Gianni Gambarotta, dopo aver letto l’intervento di Leo Soto intitolato “Perché Beppe Grillo ha ragione sui giornalisti. Lettera di un giornalista non grillino”, ha scritto questo post.
Domani, 5 giugno 2013, cade il cinquantenario del caso Profumo. Quel giorno del 1963 il segretario di Stato per la Guerra di Sua Maestà britannica, John Profumo, si dimise dall’incarico perché si era scoperta una sua relazione con Christine Keeler, una call girl (allora si chiamavano così) sospettata di essere l’amante di una presunta spia sovietica che operava a Londra. Questi era attaché dell’ambasciata moscovita ed era alla ricerca di segreti militari, certamente in possesso del Segretario per la Guerra.

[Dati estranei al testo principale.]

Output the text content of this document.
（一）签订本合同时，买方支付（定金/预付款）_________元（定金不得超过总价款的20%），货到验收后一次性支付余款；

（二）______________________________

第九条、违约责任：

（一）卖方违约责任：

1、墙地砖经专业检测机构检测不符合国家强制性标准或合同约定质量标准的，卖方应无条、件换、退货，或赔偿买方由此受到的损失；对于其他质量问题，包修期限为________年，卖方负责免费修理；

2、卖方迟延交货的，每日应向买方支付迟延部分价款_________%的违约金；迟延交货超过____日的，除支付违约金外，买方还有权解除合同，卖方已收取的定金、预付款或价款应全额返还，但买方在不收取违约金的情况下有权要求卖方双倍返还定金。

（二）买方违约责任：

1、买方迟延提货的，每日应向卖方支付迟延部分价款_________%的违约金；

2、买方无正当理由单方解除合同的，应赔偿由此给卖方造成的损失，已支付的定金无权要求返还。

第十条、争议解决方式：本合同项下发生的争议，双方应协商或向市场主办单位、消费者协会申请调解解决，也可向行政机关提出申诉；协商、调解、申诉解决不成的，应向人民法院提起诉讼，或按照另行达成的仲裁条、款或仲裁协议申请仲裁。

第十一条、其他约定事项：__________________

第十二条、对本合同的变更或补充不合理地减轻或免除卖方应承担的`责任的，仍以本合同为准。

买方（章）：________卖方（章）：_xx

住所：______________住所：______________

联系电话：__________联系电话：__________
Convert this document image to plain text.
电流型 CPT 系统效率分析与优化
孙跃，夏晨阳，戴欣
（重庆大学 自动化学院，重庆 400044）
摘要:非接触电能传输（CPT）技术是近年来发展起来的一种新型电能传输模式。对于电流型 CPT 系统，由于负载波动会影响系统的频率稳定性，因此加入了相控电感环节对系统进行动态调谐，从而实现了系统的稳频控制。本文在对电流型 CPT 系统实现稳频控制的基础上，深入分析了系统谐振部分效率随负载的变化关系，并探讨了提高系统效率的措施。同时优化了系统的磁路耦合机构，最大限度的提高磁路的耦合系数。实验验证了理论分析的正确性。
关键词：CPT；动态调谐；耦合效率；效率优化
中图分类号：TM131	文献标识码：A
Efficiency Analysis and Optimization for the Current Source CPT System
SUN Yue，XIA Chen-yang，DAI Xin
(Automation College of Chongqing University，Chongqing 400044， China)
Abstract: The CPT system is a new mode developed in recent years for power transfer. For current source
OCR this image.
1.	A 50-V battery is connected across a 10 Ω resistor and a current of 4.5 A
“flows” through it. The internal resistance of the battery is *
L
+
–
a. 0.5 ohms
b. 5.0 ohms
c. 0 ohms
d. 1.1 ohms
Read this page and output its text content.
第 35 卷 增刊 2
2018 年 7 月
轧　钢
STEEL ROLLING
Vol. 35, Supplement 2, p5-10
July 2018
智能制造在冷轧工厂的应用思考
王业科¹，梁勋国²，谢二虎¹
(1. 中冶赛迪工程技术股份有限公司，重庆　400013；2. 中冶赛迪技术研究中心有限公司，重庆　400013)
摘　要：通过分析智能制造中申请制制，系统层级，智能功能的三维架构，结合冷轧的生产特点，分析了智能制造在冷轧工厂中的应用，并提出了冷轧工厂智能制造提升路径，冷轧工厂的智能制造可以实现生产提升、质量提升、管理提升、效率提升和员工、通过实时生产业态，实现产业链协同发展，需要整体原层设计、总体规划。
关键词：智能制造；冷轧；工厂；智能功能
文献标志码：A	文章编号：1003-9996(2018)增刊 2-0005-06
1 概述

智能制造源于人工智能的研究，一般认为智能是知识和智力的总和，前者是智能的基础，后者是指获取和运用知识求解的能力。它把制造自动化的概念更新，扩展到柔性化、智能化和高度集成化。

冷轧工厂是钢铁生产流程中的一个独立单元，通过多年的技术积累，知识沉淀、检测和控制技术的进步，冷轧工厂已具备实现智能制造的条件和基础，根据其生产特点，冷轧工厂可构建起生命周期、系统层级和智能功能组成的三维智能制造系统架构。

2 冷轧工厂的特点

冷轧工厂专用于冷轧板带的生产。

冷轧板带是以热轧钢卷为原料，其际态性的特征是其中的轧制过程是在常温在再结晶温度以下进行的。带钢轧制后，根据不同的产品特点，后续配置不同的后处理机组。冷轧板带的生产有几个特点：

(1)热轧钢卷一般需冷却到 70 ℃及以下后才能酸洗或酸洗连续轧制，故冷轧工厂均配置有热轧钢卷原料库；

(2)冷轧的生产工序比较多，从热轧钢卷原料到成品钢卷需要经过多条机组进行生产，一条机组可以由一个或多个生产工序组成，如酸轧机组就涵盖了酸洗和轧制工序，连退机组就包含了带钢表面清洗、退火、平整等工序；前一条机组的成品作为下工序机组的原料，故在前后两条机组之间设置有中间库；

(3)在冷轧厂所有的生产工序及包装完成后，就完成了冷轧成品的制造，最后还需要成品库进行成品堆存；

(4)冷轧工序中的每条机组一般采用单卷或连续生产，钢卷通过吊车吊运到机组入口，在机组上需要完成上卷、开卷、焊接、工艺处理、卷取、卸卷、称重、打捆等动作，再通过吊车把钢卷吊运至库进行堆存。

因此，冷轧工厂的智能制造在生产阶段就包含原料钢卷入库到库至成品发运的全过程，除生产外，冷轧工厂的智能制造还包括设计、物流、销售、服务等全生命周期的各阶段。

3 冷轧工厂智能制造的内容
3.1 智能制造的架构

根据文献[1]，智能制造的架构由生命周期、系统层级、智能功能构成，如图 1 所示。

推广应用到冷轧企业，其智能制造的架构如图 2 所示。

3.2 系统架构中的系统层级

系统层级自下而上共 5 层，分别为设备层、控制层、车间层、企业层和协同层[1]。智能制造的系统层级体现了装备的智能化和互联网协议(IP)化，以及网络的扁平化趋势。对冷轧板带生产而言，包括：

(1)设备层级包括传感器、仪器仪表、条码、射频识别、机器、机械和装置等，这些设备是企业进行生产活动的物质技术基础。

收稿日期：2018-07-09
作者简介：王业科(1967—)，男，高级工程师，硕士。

La vicenda fu tirata fuori dalla stampa popolare, i famigerati tabloid scandalistici, quelli che vendevano milioni di copie e mettevano in terza pagina foto di pin up. Osteggiati, disprezzati dai benpensanti, erano in realtà grandi giornali: si occupavano di dare notizie, di essere un contropotere.
Oggi un po’ ovunque, e soprattutto in Italia, i media non sono più un contropotere. E da un pezzo. Qualcuno, per qualche settimana, ha pensato che potesse esserlo Grillo. Si è sbagliato.